Henri Tincq — 5 novembre 2015

Mort à l'âge de 91 ans, il n'avait cessé de s'interroger sur la façon dont la religion devient violente, ou est instrumentalisée au nom de la violence.

Mort le 4 novembre à Stanford (Etats-Unis) à l’âge de 91 ans, le philosophe et anthropologue français René Girard, membre de l’Académie française, est sans doute le penseur qui a le mieux mis à jour le lien entre la violence et le sacré.

C’est en développant (après Aristote) sa thèse sur le « désir mimétique » qui anime tout homme que René Girard a été conduit à s’interroger sur la violence. En effet, si le « désir mimétique » –celui de posséder à son tour ce que l’autre possède– permet à l’homme d’accroître ses facultés d'apprentissage, il accroît aussi sa propre violence et provoque la plupart des conflits d’appropriation. La notion de « rivalité mimétique » permet d’éclairer non seulement la construction du désir humain et la généalogie des mythes, mais aussi la spirale du ressentiment et de la colère, en un mot la violence du monde.

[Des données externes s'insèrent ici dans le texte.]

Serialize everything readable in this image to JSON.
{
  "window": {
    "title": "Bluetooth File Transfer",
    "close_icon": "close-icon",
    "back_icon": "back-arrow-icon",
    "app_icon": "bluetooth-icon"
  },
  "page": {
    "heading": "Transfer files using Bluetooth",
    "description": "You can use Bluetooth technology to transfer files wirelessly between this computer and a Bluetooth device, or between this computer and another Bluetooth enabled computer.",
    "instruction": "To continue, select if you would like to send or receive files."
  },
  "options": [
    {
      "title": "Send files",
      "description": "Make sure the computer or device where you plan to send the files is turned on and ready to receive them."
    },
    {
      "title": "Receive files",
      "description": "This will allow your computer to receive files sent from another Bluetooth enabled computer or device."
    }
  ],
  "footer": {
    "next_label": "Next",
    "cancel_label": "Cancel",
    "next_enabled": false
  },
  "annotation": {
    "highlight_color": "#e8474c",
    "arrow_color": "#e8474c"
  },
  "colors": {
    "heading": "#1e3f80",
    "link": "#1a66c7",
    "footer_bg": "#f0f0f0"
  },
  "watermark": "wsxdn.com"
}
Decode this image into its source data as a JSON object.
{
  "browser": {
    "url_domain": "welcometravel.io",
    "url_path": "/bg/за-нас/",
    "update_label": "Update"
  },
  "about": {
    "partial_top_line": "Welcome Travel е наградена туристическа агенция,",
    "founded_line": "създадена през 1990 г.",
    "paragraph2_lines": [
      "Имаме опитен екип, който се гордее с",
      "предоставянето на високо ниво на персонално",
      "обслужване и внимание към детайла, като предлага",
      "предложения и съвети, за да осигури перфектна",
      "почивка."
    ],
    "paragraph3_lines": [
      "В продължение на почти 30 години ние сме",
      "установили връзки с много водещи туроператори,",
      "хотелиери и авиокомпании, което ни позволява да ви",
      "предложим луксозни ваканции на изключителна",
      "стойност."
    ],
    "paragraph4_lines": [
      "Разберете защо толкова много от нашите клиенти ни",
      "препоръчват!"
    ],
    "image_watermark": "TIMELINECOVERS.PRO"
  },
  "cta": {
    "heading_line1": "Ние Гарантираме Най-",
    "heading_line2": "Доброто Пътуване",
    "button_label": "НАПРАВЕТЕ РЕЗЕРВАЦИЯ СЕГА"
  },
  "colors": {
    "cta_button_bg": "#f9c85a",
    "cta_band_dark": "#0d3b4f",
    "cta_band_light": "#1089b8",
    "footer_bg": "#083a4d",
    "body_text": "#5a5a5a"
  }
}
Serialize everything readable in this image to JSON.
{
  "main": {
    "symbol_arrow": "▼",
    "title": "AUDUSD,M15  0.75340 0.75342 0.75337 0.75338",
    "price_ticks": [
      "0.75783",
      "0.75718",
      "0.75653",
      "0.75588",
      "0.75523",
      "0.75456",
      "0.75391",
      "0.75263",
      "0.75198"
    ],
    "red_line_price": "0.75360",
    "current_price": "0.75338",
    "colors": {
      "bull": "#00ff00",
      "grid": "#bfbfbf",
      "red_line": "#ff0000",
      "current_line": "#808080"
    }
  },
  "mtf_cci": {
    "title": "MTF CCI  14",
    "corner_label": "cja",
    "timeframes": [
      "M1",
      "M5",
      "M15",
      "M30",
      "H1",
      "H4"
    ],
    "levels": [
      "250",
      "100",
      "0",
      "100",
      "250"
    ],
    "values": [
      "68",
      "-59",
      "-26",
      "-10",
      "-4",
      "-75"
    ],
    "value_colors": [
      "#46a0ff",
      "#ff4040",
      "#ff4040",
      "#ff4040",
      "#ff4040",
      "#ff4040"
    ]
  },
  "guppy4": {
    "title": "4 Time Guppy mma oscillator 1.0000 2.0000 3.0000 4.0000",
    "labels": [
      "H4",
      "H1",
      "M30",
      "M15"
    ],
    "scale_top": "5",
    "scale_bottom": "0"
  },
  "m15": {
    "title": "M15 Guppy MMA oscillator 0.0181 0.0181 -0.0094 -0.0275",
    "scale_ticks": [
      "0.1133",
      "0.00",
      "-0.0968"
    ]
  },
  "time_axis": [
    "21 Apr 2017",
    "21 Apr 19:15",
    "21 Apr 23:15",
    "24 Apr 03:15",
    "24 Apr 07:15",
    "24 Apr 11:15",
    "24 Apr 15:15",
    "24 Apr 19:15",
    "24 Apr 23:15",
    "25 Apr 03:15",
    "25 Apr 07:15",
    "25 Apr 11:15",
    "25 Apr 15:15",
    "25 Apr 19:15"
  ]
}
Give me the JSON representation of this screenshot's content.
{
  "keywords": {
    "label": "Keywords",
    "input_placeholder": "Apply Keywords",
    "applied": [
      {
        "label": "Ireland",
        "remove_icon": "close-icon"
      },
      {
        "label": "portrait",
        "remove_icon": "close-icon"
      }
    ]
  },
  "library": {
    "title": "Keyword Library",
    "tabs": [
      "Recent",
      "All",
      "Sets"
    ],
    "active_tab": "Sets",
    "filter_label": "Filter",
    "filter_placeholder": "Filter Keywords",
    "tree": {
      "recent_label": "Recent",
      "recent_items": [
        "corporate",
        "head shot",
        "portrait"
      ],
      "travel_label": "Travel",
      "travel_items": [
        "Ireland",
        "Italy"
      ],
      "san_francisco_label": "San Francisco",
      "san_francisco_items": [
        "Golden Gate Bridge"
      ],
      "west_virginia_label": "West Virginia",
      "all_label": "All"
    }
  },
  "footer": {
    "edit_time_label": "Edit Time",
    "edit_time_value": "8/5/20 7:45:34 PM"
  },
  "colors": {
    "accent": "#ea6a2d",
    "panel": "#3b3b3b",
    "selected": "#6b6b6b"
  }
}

Découlant de cette première thèse, la deuxième théorie de René Girard –qu’il expose dans son célèbre ouvrage La violence et le sacré (1972) – est celle du « mécanisme victimaire », selon lui à l’origine de toute forme de religieux archaïque et extrémiste. A son paroxysme, la violence se fixe toujours sur une « victime arbitraire », qui fait contre elle l'unanimité du groupe. L'élimination du « bouc émissaire » devient alors un impératif collectif. C’est elle qui exorcise et fait retomber la violence du groupe. La « victime émissaire » devient « sacrée », c'est-à-dire porteuse de ce pouvoir de déchaîner la crise comme de ramener la paix.

René Girard découvre ainsi la genèse du « religieux archaïque »; du sacrifice rituel comme répétition de l'événement originaire; du mythe comme récit de cet événement; des interdits fixés à l'accès des objets à l'origine des « rivalités » qui ont dégénéré dans cette crise. Cette élaboration religieuse se fait au long de la répétition de crises mimétiques, dont la résolution n'apporte la paix que de façon temporaire. Pour l’anthropologue, l'élaboration des rites et des interdits constituait une sorte de « savoir empirique » sur la violence.

 

Comment les religions sont devenues extrémistes

 

Ces deux thèses liées sur la « rivalité mimétique » et le « mécanisme émissaire » ont conduit René Girard – qui a toujours affiché sa foi chrétienne malgré les critiques d’une partie de la communauté scientifique – à s’interroger sur l’origine et le devenir des religions, jusqu’à leurs formes extrémistes d’aujourd’hui. Pour lui, à la naissance des religions, il existe aussi une « rivalité mimétique » autour d'un même « capital symbolique », fondé sur les trois « piliers » que sont le monothéisme, la fonction prophétique et la Révélation.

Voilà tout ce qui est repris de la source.